E non devono sorprendere neppure gli esiti che ne sono scaturiti, con un evidente successo, quasi ovunque, dei candidati di centrosinistra e le deludenti performances di quelli di centrodestra (convinti sino all’ultimo di cogliere consensi ed allori) e del M5S. Indro Montanelli diceva che il Pci non era un partito, ma una chiesa. E molti dei figli di quel Pci, oggi malassortiti in un Pd che credo faccia rivoltare ogni giorno Enrico Berlinguer nella tomba, hanno però continuato a sentirsi in qualche modo chiesa, avvertendo dunque il dovere di esserci, soprattutto quando è ora di portare acqua al mulino elettorale.

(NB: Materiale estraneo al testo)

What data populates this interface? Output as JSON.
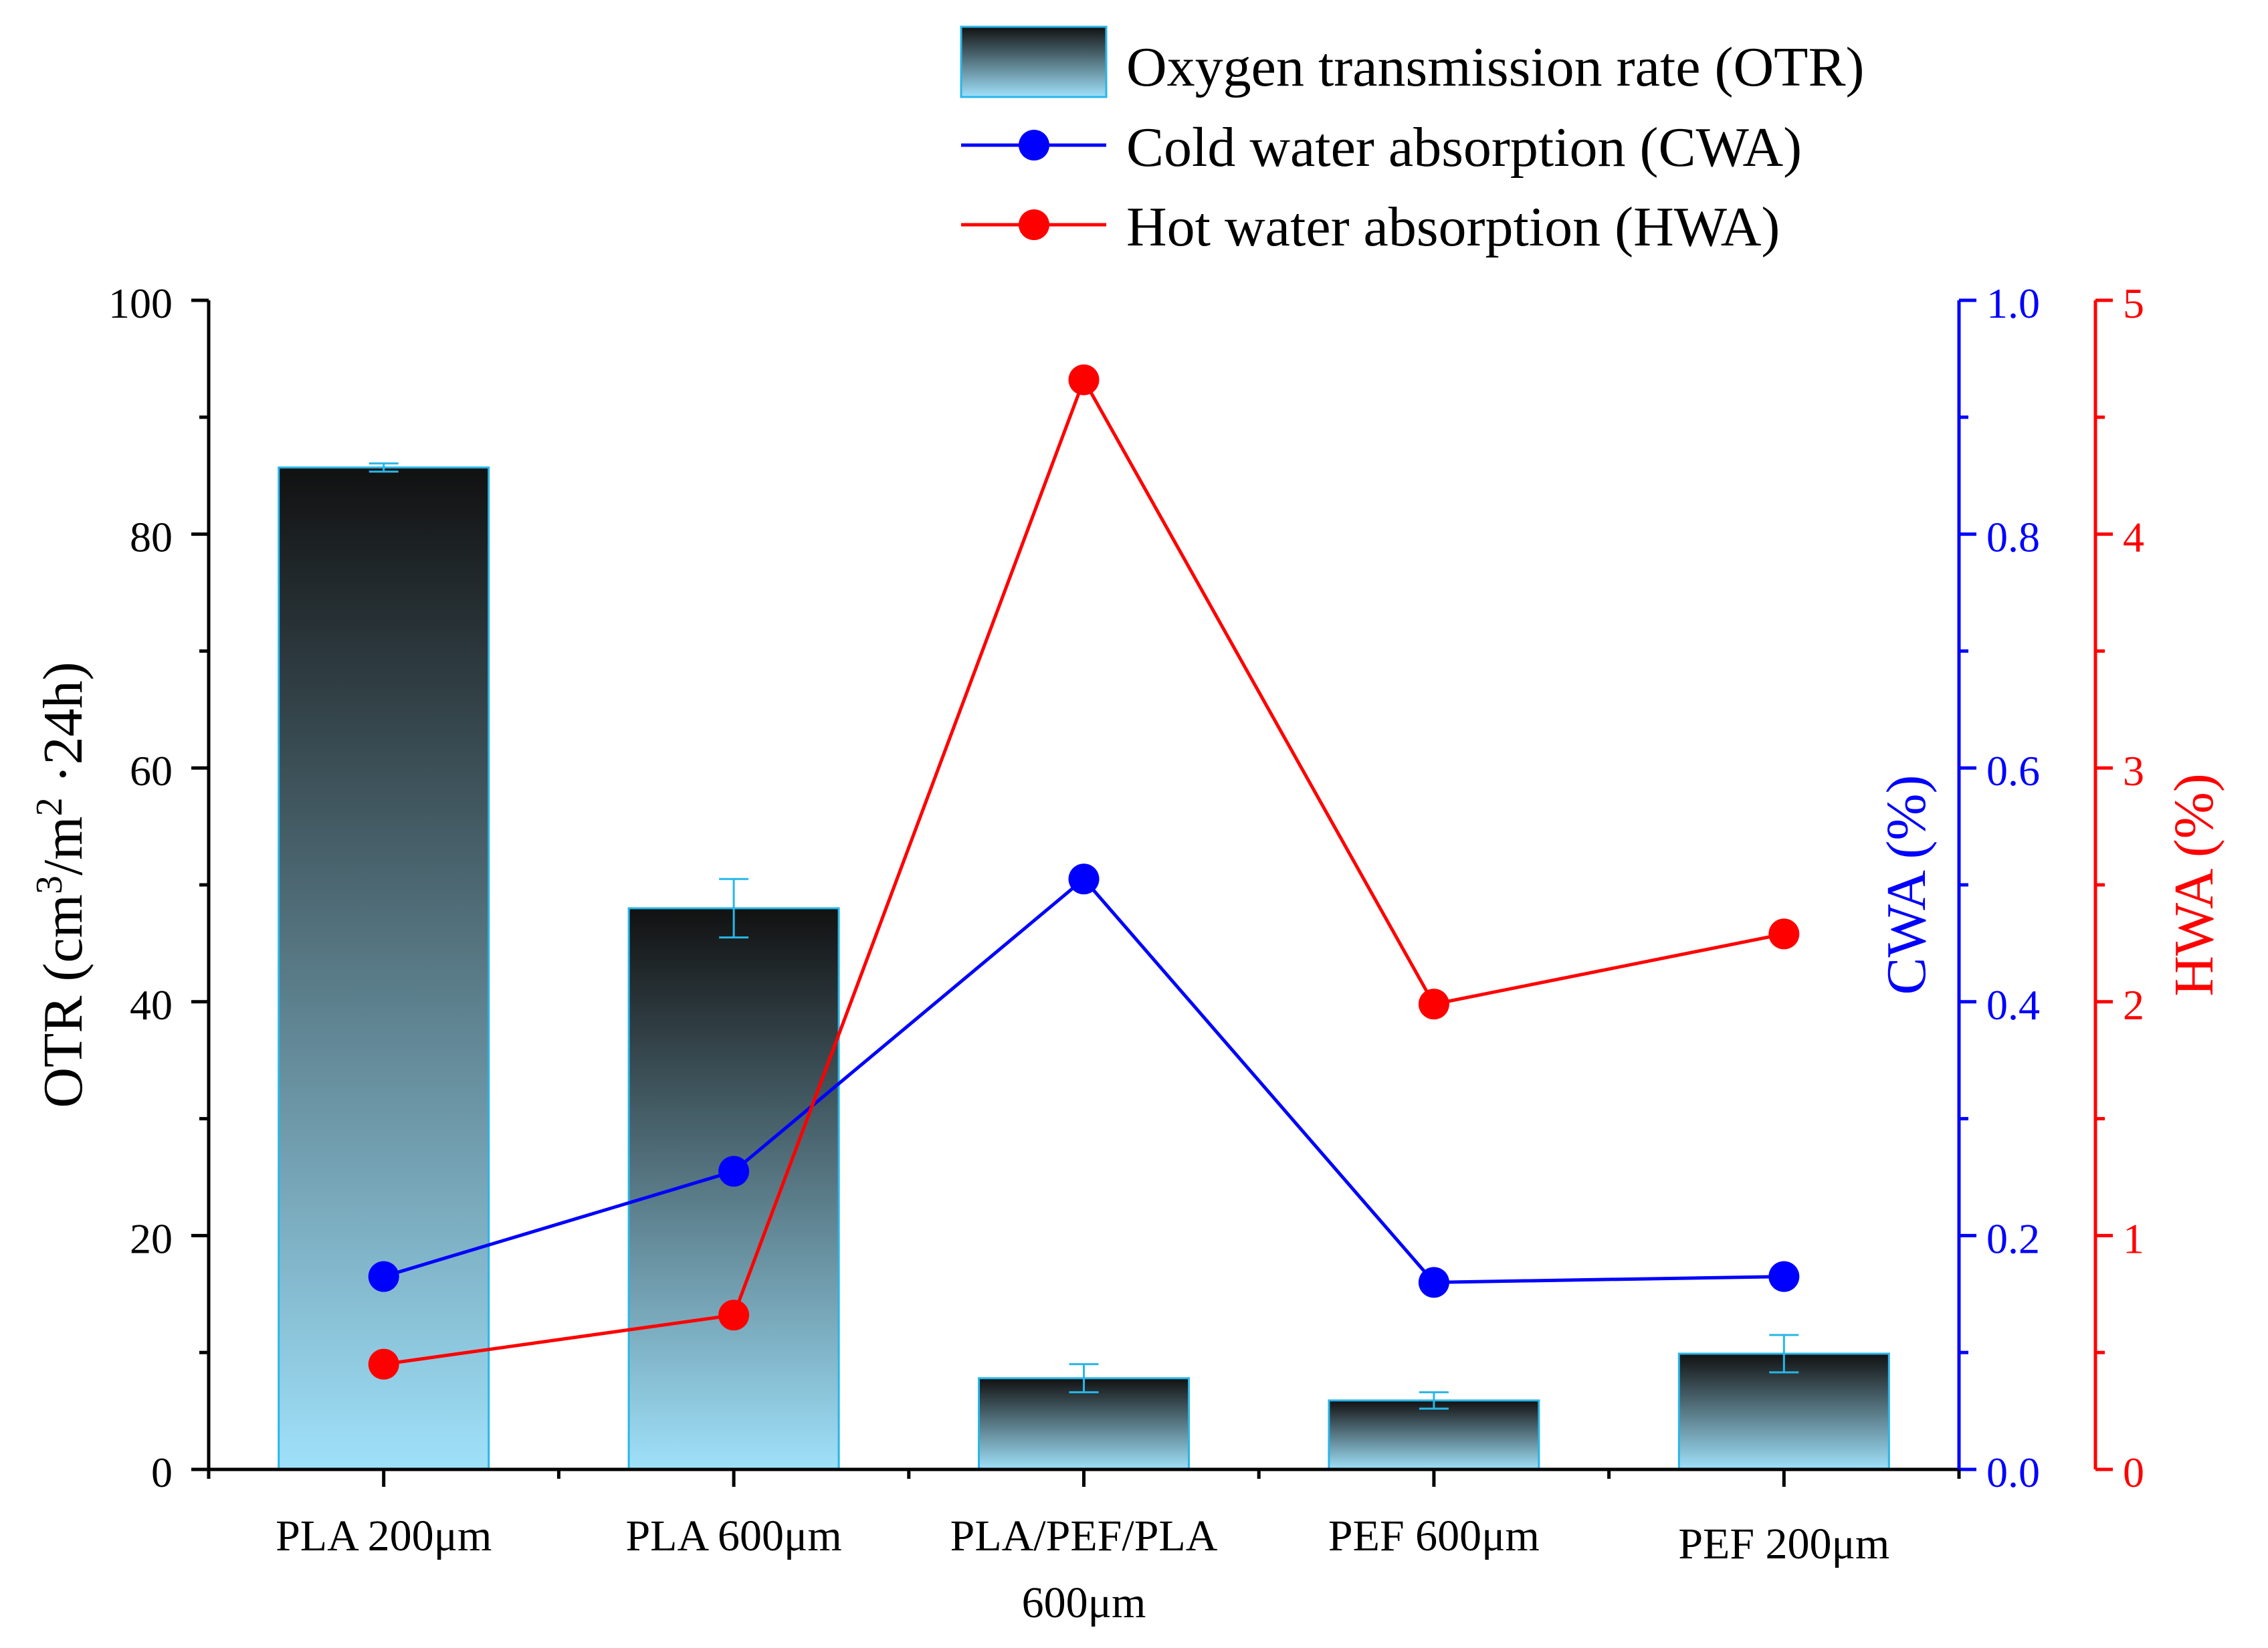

Il centrodestra è molto meno volitivo, più approssimativo, più spaccone e certo le baruffe interne tra Lega e FdI di queste ultime settimane non hanno giovato. E, del resto, è troppo presto per valutare sul M5S gli effetti della cura Conte. Da qui la decisione di molti di rimanere a casa, in un frangente in cui, per altro. le priorità di molti cittadini certamente non sono quelle legate alle schermaglie politiche.

A Biella non si è votato (ma di questo passo il rischio è che lo si faccia presto). Sono però convinto che se anche gli abitanti del capoluogo laniero fossero stati chiamati alle urne, a Biella come è avvenuto altrove, avrebbe vinto il centrosinistra. Sicuramente grazie alla bassa percentuale dei votanti, ma anche perché, come faceva osservare un commentatore televisivo nel pomeriggio di ieri, mentre giungevano gli ultimi voti dai seggi, il potere non è sufficiente ottenerlo, occorre poi dimostrare di saperlo gestire. Ed è proprio su questo aspetto, tutt’altro che marginale, che a palazzo Oropa stanno tremando i muri.